The key point is $X(t)$ cannot be known definitively at any time $t$, but by deciding what type of process it is, or by making certain assumptions, we can make probabilistic statements about it, of observables. For example, the Langevin equation for a mass in a medium subjected to noise is,
$$m\ddot{\vec{x}} = -\gamma \dot{\vec{x}} - \nabla V + \vec{f}(t)$$
where $\vec{f}(t)$ is the random noise, and $V$ is a potential. In the case of $m = 0$ and $V=0$ for simplicity, although we cannot write down deterministically $\vec{x}(t)$, it can be shown (under assumptions),
$$\langle \left( \vec{x}(t)-\vec{x}(0)\right)^2 \rangle = \frac{1}{\gamma^2} \int_0^t dt'_1 \int_0^t dt'_2 \, \langle \vec{f}(t'_1) \cdot \vec{f}(t'_2) \rangle$$
that is, we can comment on the variance of position based on correlation functions of the noise. If we assume a delta distribution for $\langle f_1 \cdot f_2 \rangle$, the noise is white noise, and $\vec{x}(t)$ is what we call Brownian motion, with a root-mean-square distance going as $\sqrt{t}$.  
This does not mean $\vec{x}(t)$ is not random, it simply means we can comment on the way statistical properties of the system evolve with time.

Additional Resources
Handbook of Stochastic Methods provides a readable introduction to stochastic calculus, with applications to physical problems.
If you'd like to see how this can be applied to something less 'mainstream', The Theory of Polymer Dynamics by Doi and Edwards is an excellent and thorough text in which some of these methods, among others, are used to study the dynamics of polymers. (No chemistry or biology knowledge needed at all.)
A: 
I know "Random motion" is non-deterministic unpredictable motion of a particle.
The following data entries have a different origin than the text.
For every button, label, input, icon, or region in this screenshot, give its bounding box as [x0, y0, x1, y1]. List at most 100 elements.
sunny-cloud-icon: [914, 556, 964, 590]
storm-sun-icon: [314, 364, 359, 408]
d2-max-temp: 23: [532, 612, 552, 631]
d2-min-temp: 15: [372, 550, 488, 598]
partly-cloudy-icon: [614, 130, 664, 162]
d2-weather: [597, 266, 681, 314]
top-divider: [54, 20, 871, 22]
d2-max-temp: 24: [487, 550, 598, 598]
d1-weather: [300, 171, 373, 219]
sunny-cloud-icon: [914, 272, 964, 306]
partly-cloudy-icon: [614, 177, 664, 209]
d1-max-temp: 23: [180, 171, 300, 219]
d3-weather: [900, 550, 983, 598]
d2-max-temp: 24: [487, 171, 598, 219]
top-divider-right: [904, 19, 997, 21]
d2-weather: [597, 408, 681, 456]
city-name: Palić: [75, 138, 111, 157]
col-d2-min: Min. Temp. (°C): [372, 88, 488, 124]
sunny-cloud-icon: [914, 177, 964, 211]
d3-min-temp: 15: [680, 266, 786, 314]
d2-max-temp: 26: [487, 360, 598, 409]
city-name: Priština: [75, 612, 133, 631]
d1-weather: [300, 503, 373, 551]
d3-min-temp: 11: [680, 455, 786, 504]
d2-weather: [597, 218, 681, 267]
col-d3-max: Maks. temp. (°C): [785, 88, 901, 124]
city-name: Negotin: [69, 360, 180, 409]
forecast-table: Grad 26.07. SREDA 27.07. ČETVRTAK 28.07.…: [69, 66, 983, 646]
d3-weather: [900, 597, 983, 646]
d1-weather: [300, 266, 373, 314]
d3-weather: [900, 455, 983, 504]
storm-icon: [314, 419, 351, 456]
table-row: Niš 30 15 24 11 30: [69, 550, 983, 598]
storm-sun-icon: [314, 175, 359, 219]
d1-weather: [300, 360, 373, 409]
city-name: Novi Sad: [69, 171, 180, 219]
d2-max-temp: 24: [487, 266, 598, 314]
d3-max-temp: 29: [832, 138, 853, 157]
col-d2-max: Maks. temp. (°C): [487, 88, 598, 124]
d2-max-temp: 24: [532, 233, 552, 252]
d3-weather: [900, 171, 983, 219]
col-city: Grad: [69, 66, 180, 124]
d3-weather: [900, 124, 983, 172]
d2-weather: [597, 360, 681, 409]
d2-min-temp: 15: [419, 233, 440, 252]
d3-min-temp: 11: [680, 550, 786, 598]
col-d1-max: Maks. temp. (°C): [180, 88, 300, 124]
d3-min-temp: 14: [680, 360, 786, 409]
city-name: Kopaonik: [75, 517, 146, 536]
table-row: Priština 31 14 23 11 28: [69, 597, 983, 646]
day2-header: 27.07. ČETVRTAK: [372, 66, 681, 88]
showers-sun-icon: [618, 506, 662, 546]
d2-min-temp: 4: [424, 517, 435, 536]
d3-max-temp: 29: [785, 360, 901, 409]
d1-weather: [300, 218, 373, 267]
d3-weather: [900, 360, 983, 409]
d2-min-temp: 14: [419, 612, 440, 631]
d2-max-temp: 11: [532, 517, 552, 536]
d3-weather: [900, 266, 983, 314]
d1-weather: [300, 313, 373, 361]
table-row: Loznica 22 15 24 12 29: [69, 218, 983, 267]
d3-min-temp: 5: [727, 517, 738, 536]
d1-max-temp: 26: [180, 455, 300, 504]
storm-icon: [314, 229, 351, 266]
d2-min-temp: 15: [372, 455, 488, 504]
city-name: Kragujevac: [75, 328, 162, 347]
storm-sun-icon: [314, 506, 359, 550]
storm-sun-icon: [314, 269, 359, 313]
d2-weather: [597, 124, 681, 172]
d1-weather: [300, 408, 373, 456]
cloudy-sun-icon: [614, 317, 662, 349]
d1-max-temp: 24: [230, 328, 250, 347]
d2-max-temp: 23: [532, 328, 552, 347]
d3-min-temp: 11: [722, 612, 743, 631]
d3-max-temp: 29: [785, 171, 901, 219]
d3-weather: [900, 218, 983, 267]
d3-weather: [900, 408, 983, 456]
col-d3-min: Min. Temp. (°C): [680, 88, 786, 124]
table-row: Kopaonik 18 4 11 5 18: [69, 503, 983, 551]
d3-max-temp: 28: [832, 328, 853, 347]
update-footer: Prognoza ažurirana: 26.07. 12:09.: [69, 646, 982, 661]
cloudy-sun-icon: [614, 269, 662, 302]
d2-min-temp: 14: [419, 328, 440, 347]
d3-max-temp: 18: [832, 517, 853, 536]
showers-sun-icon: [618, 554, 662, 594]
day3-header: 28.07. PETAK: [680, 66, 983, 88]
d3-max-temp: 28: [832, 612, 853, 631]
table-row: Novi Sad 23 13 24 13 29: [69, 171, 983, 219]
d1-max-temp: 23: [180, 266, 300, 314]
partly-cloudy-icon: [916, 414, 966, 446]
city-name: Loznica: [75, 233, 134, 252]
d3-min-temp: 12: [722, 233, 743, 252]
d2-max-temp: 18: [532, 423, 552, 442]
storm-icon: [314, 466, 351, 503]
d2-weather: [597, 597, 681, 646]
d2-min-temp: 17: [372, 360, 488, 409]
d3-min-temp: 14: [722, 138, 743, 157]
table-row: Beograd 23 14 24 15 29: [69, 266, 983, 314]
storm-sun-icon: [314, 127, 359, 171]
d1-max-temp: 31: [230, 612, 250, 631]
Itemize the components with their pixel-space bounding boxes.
Random motion refers to the movement of any object, and uses the definition of the word random as it used in ordinary language, that is unpredictable and seemingly nondeterministic. Although I should stress that truly random motion, or random anything in nature,  is almost always pseudorandom, in that there is generally a pattern to it in some sense, it is simply hidden under varying levels of  complexity.
I can think of only one phenomenon that can produce the most accurate version of true randomness. Take a lump of any radioactive material, with a suitable short half life. Arrange a mechanism to provide motion in any direction to say, a toy car. Then every time there is a radioactive decay, it would set the toy car off in an unpredictable pattern.

But it seems "Brownian motion" has some form of determinism as we can predict the pattern created by path taken by particle in long term.
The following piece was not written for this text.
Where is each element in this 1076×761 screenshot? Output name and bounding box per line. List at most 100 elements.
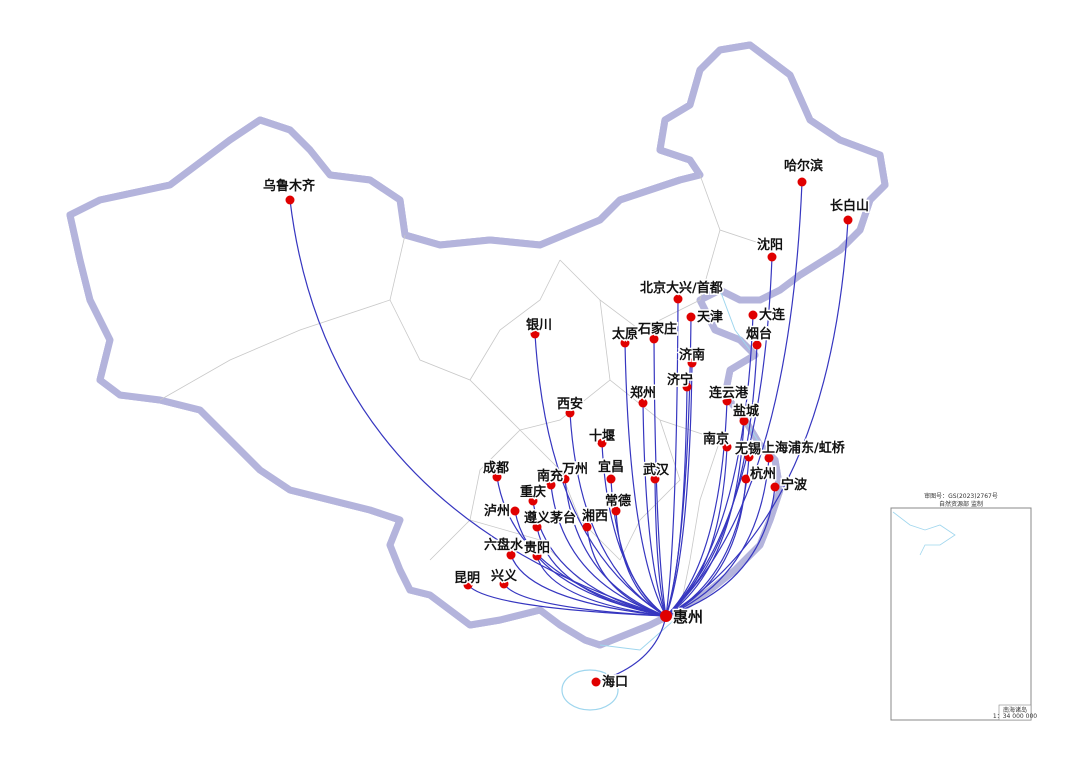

Brownian motion is specifically the apparent motion of atoms and molecules, on a microscopic scale in a fluid medium. Again it could/should  be classed as pseudorandom, as there are often obvious cause and effects involved. For instance,  if water molecules are heated they will increase their motion in accordance with various well known physical laws, such as the Maxwell probability law relating to velocities. 
So Brownian motion may in general be considered less random than other forms of randomness, it would need a comparison on a case by case basis to establish which motion is more influenced by randomness.